My son said the most fascinating thing to me a couple of weeks ago, around the time of his third birthday.

The conversation went something like this…

Me: “Who do you think I love most in the world?”
Milo:  “Me!”
Me: “Yes, and…?”
Milo: “Daddy!”
Me: “Correct.”
Milo: “And Nala” (the dog)
Me: “Well…”
Milo: “And you.”
Me: “No, I asked who do I love.”
Milo: “Yes Mummy, you have to love yourself.”



Now I’m almost certain that my just-turned-three-year-old wasn’t actually being quite as profound as it came across, but it really struck me that in his eyes it was pretty obvious that I would count myself amongst one of the people I love the most. That boy has a really good point.
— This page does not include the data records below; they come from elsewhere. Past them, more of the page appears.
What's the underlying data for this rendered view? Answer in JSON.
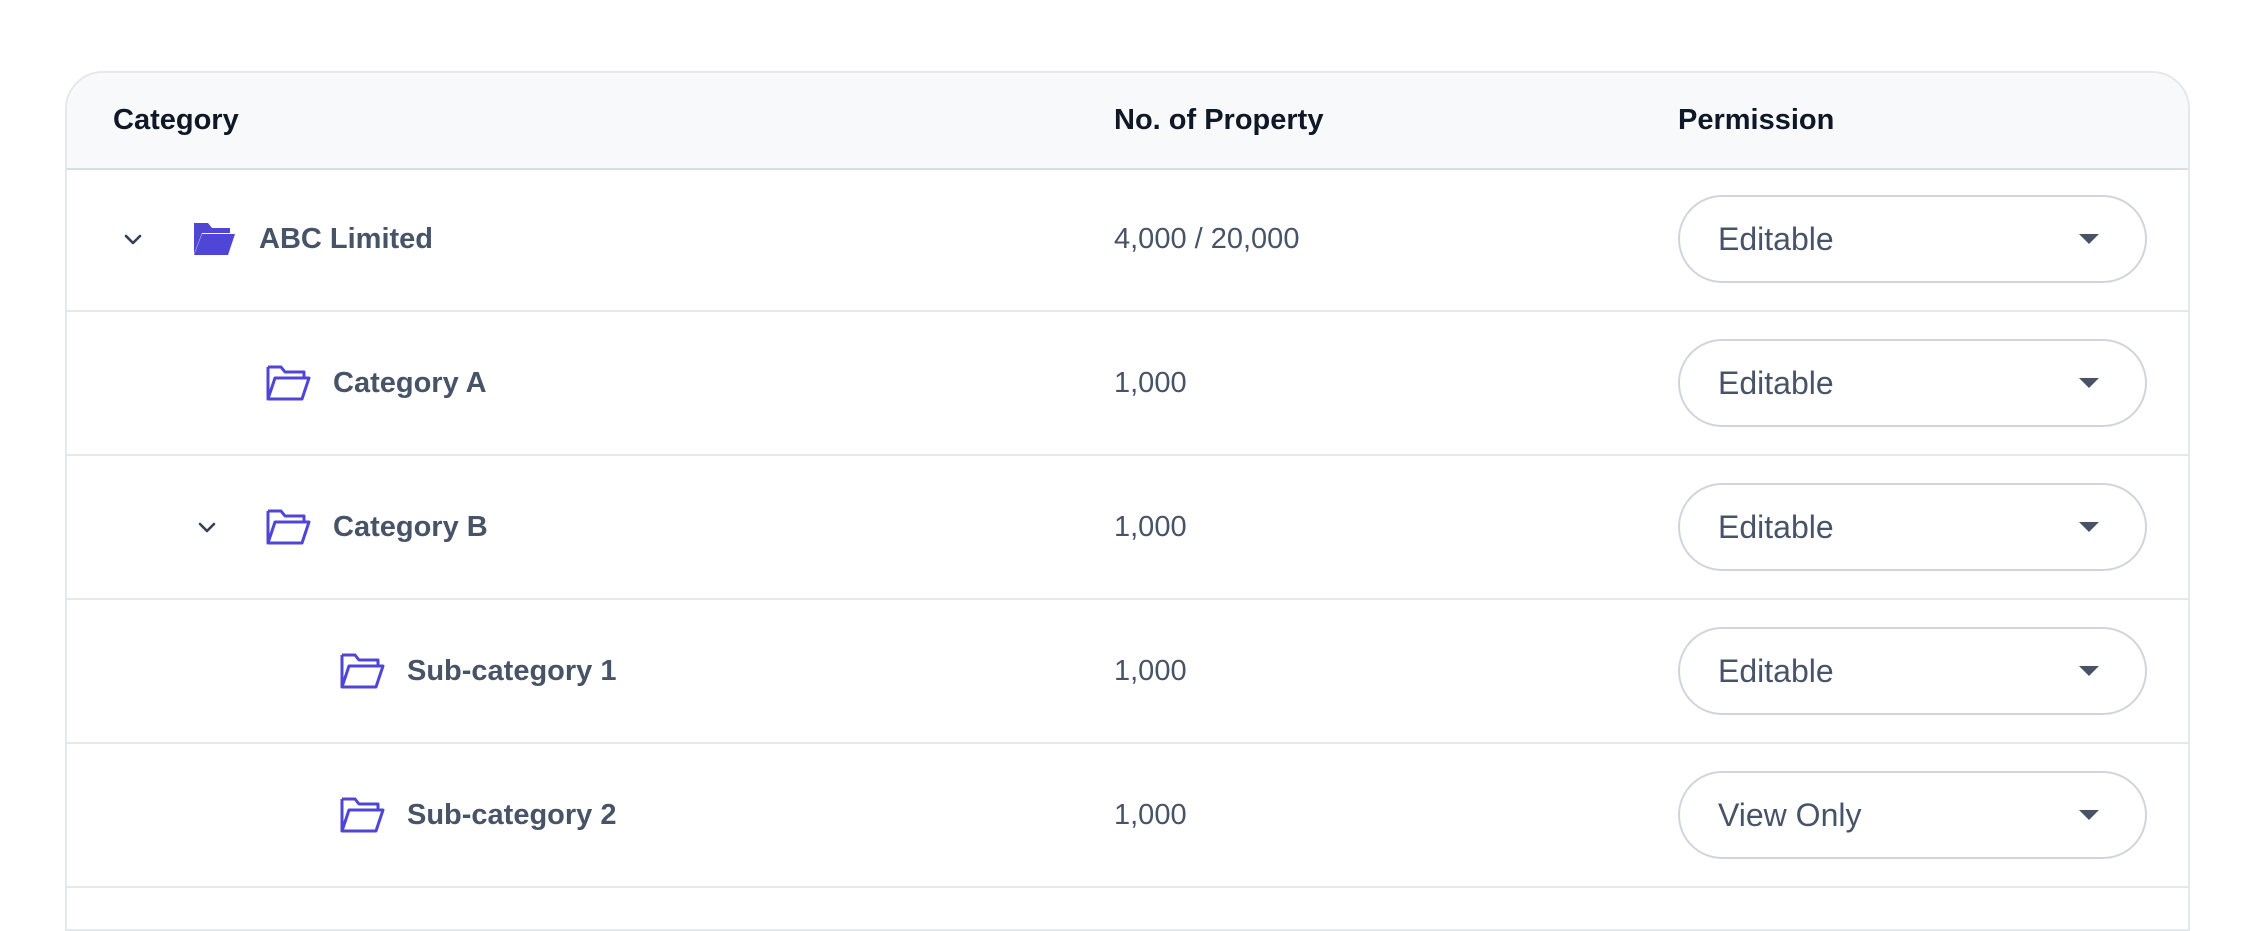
{
  "colors": {
    "accent": "#5046d6",
    "border": "#e4e7ec",
    "header_bg": "#f7f9fa"
  },
  "headers": {
    "category": "Category",
    "count": "No. of Property",
    "permission": "Permission"
  },
  "rows": [
    {
      "name": "ABC Limited",
      "count": "4,000 / 20,000",
      "permission": "Editable",
      "icon": "folder-open-filled-icon",
      "expanded": true,
      "level": 0
    },
    {
      "name": "Category A",
      "count": "1,000",
      "permission": "Editable",
      "icon": "folder-open-outline-icon",
      "expanded": null,
      "level": 1
    },
    {
      "name": "Category B",
      "count": "1,000",
      "permission": "Editable",
      "icon": "folder-open-outline-icon",
      "expanded": true,
      "level": 1
    },
    {
      "name": "Sub-category 1",
      "count": "1,000",
      "permission": "Editable",
      "icon": "folder-open-outline-icon",
      "expanded": null,
      "level": 2
    },
    {
      "name": "Sub-category 2",
      "count": "1,000",
      "permission": "View Only",
      "icon": "folder-open-outline-icon",
      "expanded": null,
      "level": 2
    }
  ]
}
It’s so easy to talk ourselves down, and to focus on what we don’t like about ourselves, rather than focusing on the positives.

In my last blog I spoke about reaching the pinnacle of exercise goals, whereby we view exercise as a reward; a gift if you will, as thanks to the body for everything it has done for you. This links in with the idea of self love, respecting yourself, and trying to be kind when the voice in your head pipes up and says things you wouldn’t dream of saying to anyone else!
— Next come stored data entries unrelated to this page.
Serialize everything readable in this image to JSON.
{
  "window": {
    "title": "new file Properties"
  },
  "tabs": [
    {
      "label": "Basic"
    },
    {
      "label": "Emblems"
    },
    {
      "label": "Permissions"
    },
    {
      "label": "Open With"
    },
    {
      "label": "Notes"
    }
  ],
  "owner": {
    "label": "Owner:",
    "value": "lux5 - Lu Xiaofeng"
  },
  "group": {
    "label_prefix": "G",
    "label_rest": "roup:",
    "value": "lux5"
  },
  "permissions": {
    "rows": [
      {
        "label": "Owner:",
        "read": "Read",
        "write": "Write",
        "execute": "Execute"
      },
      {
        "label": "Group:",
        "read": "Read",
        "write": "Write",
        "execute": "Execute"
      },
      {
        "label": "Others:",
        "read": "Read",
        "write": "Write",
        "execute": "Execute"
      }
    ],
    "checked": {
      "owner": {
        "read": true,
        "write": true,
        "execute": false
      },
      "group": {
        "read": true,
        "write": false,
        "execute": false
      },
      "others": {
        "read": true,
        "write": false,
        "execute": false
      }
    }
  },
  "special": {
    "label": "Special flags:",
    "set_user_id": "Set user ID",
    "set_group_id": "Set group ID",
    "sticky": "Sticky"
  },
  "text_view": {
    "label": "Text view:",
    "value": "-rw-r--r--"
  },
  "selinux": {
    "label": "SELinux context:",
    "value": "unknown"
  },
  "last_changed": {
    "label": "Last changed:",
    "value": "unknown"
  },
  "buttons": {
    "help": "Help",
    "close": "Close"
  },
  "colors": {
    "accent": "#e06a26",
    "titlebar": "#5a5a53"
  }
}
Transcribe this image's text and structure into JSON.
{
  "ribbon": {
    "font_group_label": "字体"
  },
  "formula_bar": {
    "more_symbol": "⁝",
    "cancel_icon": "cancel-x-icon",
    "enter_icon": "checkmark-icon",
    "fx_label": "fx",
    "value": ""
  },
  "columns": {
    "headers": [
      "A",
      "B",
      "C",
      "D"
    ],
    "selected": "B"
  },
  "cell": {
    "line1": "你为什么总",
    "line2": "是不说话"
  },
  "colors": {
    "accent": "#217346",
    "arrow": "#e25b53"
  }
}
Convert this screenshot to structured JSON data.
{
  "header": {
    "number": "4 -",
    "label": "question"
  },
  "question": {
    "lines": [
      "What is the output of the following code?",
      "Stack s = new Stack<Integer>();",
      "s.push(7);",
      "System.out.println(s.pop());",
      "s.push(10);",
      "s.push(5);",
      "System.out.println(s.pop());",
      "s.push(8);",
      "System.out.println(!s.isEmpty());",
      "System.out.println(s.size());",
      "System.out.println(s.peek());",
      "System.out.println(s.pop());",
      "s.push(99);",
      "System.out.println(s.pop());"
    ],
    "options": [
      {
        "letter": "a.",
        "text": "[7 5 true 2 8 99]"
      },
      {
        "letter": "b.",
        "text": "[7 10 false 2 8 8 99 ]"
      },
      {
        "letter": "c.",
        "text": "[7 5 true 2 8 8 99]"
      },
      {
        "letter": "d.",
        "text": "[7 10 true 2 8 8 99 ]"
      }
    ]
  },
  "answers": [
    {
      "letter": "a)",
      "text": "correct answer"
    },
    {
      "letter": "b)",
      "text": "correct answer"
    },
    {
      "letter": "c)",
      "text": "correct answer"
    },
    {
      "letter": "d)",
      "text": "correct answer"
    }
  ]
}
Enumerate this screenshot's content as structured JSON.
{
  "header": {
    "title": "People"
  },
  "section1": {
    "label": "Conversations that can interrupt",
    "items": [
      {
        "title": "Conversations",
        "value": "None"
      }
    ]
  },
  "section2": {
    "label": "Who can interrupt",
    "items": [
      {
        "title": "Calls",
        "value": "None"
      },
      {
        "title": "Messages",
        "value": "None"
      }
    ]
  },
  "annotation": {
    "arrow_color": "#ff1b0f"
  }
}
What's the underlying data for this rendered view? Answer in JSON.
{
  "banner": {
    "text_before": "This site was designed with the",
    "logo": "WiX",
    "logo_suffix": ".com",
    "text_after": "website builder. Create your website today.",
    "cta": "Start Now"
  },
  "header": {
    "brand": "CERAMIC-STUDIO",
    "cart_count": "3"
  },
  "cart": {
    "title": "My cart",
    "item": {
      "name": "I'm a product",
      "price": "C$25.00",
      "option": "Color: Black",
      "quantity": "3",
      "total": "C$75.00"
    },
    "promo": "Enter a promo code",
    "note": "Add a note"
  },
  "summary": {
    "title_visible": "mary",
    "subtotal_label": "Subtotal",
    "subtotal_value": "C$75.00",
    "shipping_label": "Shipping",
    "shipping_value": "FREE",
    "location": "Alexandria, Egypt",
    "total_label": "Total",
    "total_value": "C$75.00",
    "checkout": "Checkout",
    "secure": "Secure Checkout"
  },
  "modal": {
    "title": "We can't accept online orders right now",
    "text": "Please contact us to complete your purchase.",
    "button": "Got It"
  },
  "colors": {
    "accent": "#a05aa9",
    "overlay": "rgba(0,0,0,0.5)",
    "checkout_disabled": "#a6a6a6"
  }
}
The troubles lies in the fact that, for some reason, many of us are too quick to compare ourselves to others. I’m terrible for this, and it’s hugely limiting when your brain is occupied with worrying about other people, instead of focusing on number one. This isn’t applicable only to physical traits. Oh no… We do it when it comes to possessions, achievements, you name it. So step number one is not to concern yourself with another person’s waist measurement / new house / promotion etc. It really has no impact on your waist measurement, home or job.

Step number two is to appreciate YOU. This might be really difficult for some of you, but start by focussing on one thing you love about yourself. Perhaps you love your long eyelashes, or your ability to make others laugh, or the fact you can do full press ups! There will be at least one thing you can quickly identify, and you’ll probably surprise yourself and come up with a list of several things. I also think it helps to remember how lucky you are. Truly. Not necessarily in a stark comparison to those who are considerably less fortunate, but just from the point of view that you have choices available to you. You can choose to change jobs if your current one gets you down. You can choose to go out for a walk. You can choose what you eat. You can choose to be kind to yourself.
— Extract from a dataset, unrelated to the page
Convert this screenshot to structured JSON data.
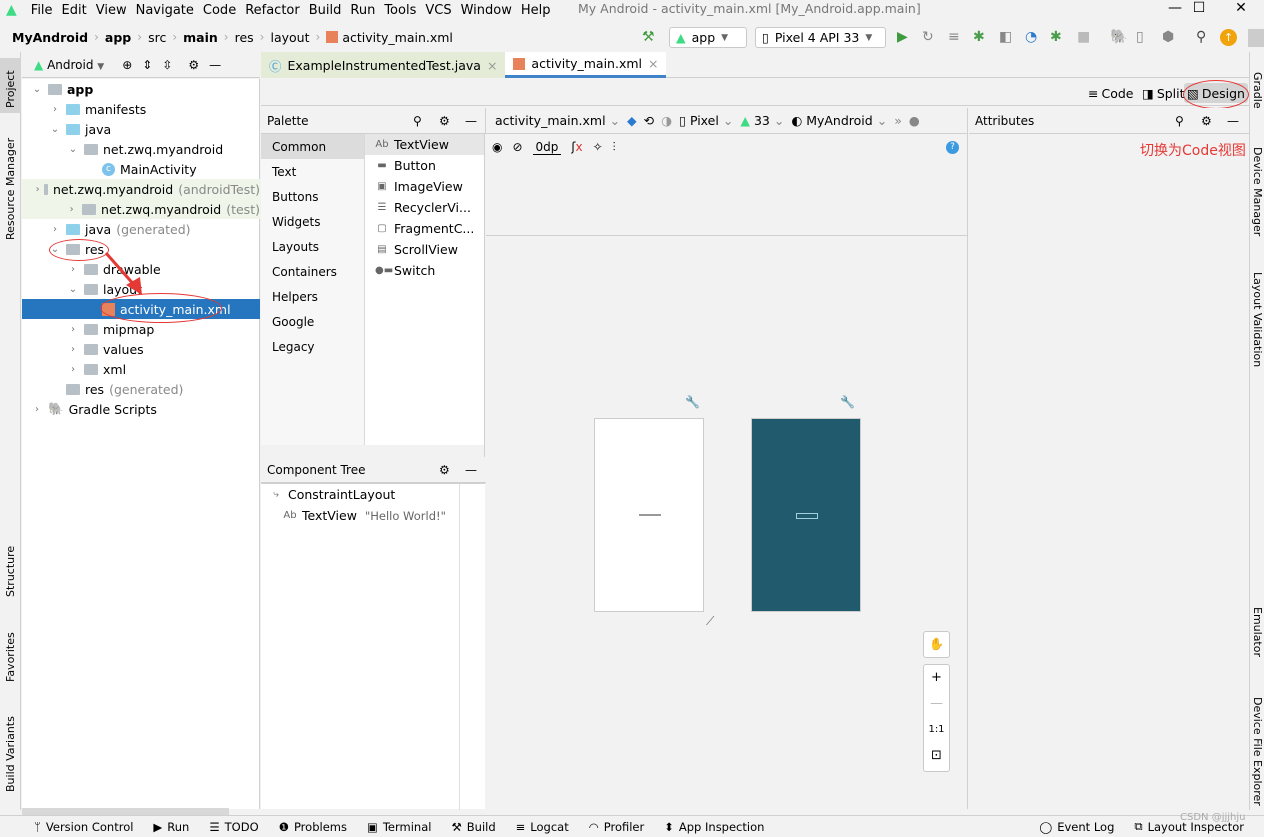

Step number three is to remember that, whenever that negative voice pops up and chimes in with “Oh I hate my curly hair” or “I wish I were taller”, there’s somebody out there desperately fiddling with a pair of curling tongs, or stooping through low doorways wishing they didn’t tower over everyone else.

It’s human nature to desire what we don’t have, and to be discontent with our lot. But if you can start to notice what IS working, what IS enjoyable, what IS your best feature, you’ll start to love yourself more. I personally have a long way to go one this one, but that little comment from my son was a happy reminder that I’m on the right track.